Although pthreads is great and has low overhead, in some cases using openmp is easier to implement and just as fast and it has special features.
https://computing.llnl.gov/tutorials/openMP/

I have used both and they are both useful. You just need to decide which one is easier and better to use for a project.

Interesting, on a crappy old dual core Athlon:

2 threads completes in about half the time of 1 thread (wall clock)
3 threads we go back to the single thread time. 19 threads we go back to the 2 thread time again!! (wtf??)

But more interesting still
are some other metrics:

The user time is roughly the same for 2 and 1 thread (using both CPUs i guess) so you are effectively burning the same amount of CPU time
just spread out.
Interestingly are the context switches 1 thread is 190 2 is 1300 19 is ~5000 !

It makes me wonder then if you have a loaded system (unlike mine) if threads would prove to be inefficient and counter productive
with all thos context switches going on.

More experiments to come, I have a quad core celeron coming soon.

Code:

$ cat sum.1420741073.log

        Command being timed: "./sum -n1 987654321 987654321 987654321"

        User time (seconds): 13.76

        System time (seconds): 0.00

        Percent of CPU this job got: 99%

        Elapsed (wall clock) time (h:mm:ss or m:ss): 0:13.79

        Minor (reclaiming a frame) page faults: 299

        Voluntary context switches: 4

        Involuntary context switches: 190



        Command being timed: "./sum -n2 987654321 987654321 987654321"

        User time (seconds): 14.23

        System time (seconds): 0.00

        Percent of CPU this job got: 181%

        Elapsed (wall clock) time (h:mm:ss or m:ss): 0:07.84

        Maximum resident set size (kbytes): 1008

        Minor (reclaiming a frame) page faults: 301

        Voluntary context switches: 7

        Involuntary context switches: 1328



        Command being timed: "./sum -n3 987654321 987654321 987654321"

        User time (seconds): 26.26

        System time (seconds): 0.02

        Percent of CPU this job got: 190%

        Elapsed (wall clock) time (h:mm:ss or m:ss): 0:13.77

        Maximum resident set size (kbytes): 1020

        Minor (reclaiming a frame) page faults: 304

        Voluntary context switches: 6

        Involuntary context switches: 3271





        Command being timed: "./sum -n19 987654321 987654321 987654321"

        User time (seconds): 14.63

        System time (seconds): 0.02

        Percent of CPU this job got: 194%

        Elapsed (wall clock) time (h:mm:ss or m:ss): 0:07.53

        Average shared text size (kbytes): 0

        Average unshared data size (kbytes): 0

        Average stack size (kbytes): 0

        Average total size (kbytes): 0

        Maximum resident set size (kbytes): 1100

        Average resident set size (kbytes): 0

        Major (requiring I/O) page faults: 0

        Minor (reclaiming a frame) page faults: 398

        Voluntary context switches: 30

        Involuntary context switches: 4837

edit: notice the user time for 3 threads is really high, so very ineficient but look at 19 threads we see that the user time is low again!

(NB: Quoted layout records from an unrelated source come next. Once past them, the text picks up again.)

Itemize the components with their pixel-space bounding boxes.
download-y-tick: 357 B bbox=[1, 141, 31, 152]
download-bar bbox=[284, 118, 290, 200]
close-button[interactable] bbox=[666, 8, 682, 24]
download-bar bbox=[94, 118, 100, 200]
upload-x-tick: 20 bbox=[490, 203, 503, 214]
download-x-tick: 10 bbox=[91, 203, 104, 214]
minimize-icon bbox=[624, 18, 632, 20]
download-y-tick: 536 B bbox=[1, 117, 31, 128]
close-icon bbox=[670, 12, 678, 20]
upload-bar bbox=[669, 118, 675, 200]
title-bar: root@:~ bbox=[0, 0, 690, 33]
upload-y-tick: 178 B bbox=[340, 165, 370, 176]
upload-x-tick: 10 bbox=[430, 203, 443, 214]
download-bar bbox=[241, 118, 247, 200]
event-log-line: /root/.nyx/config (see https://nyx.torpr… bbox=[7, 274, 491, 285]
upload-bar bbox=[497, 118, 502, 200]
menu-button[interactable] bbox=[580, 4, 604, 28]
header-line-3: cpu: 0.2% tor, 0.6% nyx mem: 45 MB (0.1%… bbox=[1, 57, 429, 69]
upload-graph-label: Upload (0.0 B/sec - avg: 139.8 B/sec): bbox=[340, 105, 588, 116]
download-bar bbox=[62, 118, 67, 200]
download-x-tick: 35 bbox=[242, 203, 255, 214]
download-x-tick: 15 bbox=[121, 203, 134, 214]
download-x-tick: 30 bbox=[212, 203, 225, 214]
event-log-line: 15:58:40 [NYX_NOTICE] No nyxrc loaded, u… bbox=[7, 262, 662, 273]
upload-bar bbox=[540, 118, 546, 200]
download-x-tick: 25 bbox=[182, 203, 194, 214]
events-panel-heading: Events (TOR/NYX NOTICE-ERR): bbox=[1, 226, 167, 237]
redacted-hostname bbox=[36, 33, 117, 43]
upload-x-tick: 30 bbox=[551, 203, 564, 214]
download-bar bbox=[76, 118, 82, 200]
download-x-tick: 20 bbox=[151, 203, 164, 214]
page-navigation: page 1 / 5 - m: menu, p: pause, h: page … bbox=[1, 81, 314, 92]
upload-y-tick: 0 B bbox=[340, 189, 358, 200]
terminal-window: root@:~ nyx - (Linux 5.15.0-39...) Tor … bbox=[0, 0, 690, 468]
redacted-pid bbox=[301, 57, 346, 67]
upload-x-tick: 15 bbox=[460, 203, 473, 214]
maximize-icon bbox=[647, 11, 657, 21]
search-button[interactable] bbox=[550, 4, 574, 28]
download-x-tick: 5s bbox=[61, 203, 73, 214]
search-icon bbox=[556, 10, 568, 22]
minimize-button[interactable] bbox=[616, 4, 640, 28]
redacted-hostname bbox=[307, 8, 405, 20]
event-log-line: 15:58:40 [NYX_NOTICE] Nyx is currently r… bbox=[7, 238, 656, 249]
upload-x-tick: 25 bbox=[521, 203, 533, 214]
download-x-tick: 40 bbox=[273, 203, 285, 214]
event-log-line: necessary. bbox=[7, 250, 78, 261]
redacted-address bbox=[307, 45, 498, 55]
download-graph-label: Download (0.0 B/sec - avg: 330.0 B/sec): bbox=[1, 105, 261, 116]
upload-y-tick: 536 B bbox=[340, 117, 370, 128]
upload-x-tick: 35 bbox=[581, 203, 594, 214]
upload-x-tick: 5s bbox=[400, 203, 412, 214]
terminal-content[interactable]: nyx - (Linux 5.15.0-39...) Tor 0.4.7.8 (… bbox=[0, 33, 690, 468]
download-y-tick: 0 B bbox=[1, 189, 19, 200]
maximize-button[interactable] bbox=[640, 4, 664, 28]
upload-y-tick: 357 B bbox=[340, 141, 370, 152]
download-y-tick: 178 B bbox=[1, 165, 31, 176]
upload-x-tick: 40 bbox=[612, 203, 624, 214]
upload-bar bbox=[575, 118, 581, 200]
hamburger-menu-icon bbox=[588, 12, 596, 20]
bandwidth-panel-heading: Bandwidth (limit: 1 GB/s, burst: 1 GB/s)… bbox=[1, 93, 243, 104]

I think maybe as with a lot of threads the data is divided up small enough to do in fewer moves.
very odd.

bigearsbilly this is not really good measurements because the os runs a lot of other apps (daemons, gui, whatever), and therefore the user times/elapsed times highly depends on the load of the box. You need to take this into account too.

This might serve as a benchmark:
http://sourceforge.net/projects/rand...?source=navbar

With 4 threads versus 1 thread you get 3.46 times faster. So, there is overhead no matter what. You'll never get 4 times faster.

yeah I know that, same as all systems. Its a guideline.
If you take enough samples it smooths out.

I've been here all afternoon doing it, it doesn't vary much.

I still won't use them at work. I prefer nice simple processes communicating with stdio files.
As we are on virtual servers anyway. My system at work I can stick everything on a single machine or distribute
it over multiple servers connected by NFS. Want to share memory? /dev/shm.

This is a purely CPU-bound workload: it doesn't do any I/O. It doesn't do much moving of data around, either.

Therefore, on a 4-core system, which doesn't have anything else to do, you ought to see a slightly-less-than 4x speedup ... and you do. Each core will run a thread, regularly soaking-up full time slices as the chip gradually overheats. ;)